Dave McEwen

Personal information
- Full name: David McEwen
- Date of birth: 2 November 1977 (age 47)
- Place of birth: Hackney, England
- Position(s): Forward

Youth career
- Arsenal

Senior career*
- Years: Team / Apps / (Gls)
- Crouch End Vampires
- Crawley Town
- 1999–2000: Dulwich Hamlet
- 2000–2001: Tottenham Hotspur / 4 / (0)
- 2001–2002: Queens Park Rangers / 5 / (0)
- Hertford Town
- Total:  / 9 / (0)

= Dave McEwen =

English footballer

Dave McEwen is an English former professional footballer who played for Tottenham Hotspur and Queens Park Rangers in the English Premier League.

==Career==
Signed from Dulwich Hamlet in March 2000, he initially shone in the Spurs reserves before appearing as an unused substitute against Wimbledon on 22 April.
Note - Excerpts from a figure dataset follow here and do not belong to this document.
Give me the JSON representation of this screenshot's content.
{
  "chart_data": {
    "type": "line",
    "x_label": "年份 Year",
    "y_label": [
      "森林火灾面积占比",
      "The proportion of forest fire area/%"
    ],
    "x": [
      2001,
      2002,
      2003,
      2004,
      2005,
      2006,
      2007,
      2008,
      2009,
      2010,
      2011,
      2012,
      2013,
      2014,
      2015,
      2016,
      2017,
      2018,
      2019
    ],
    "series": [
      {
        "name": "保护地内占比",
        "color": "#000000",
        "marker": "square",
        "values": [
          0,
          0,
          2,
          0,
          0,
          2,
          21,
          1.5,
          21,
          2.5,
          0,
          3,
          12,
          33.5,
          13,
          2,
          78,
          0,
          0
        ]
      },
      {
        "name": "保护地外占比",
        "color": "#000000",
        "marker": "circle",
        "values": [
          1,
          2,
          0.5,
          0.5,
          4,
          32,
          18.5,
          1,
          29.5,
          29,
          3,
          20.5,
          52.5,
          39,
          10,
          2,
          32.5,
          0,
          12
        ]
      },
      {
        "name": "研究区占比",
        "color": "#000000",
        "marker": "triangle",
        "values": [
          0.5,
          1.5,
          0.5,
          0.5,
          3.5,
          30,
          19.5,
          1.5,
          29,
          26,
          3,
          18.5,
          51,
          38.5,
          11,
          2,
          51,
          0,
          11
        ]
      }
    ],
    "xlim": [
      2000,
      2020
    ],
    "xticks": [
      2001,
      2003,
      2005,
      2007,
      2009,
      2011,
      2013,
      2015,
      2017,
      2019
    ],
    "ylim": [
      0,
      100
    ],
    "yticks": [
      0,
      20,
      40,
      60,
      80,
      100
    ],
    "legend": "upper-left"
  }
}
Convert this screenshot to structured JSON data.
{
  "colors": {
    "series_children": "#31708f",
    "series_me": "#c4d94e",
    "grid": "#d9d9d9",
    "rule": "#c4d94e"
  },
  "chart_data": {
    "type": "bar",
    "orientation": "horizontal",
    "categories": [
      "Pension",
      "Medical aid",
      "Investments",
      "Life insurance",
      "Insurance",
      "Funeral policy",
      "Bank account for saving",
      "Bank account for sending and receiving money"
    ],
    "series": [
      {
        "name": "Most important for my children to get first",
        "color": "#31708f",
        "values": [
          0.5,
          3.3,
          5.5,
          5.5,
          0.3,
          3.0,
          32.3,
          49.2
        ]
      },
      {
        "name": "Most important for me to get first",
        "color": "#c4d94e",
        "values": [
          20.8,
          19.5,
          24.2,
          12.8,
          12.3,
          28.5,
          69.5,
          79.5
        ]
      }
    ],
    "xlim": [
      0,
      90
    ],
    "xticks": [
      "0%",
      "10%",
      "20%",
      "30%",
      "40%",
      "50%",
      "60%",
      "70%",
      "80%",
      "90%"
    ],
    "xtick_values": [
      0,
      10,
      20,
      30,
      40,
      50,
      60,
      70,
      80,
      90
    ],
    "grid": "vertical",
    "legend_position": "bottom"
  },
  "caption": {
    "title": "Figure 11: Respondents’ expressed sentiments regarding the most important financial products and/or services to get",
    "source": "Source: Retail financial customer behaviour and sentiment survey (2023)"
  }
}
He then replaced Steffen Iversen for the final 20 minutes against Derby County in the following match. In January 2001 he made his final three substitute appearances against Everton, Southampton and West Ham United, replacing Willem Korsten, Les Ferdinand and Serhii Rebrov respectively.

His period at Spurs was unsuccessful, and he was eventually replaced as a preferred reserve forward by Andy Booth. He left for Queens Park Rangers in August 2001.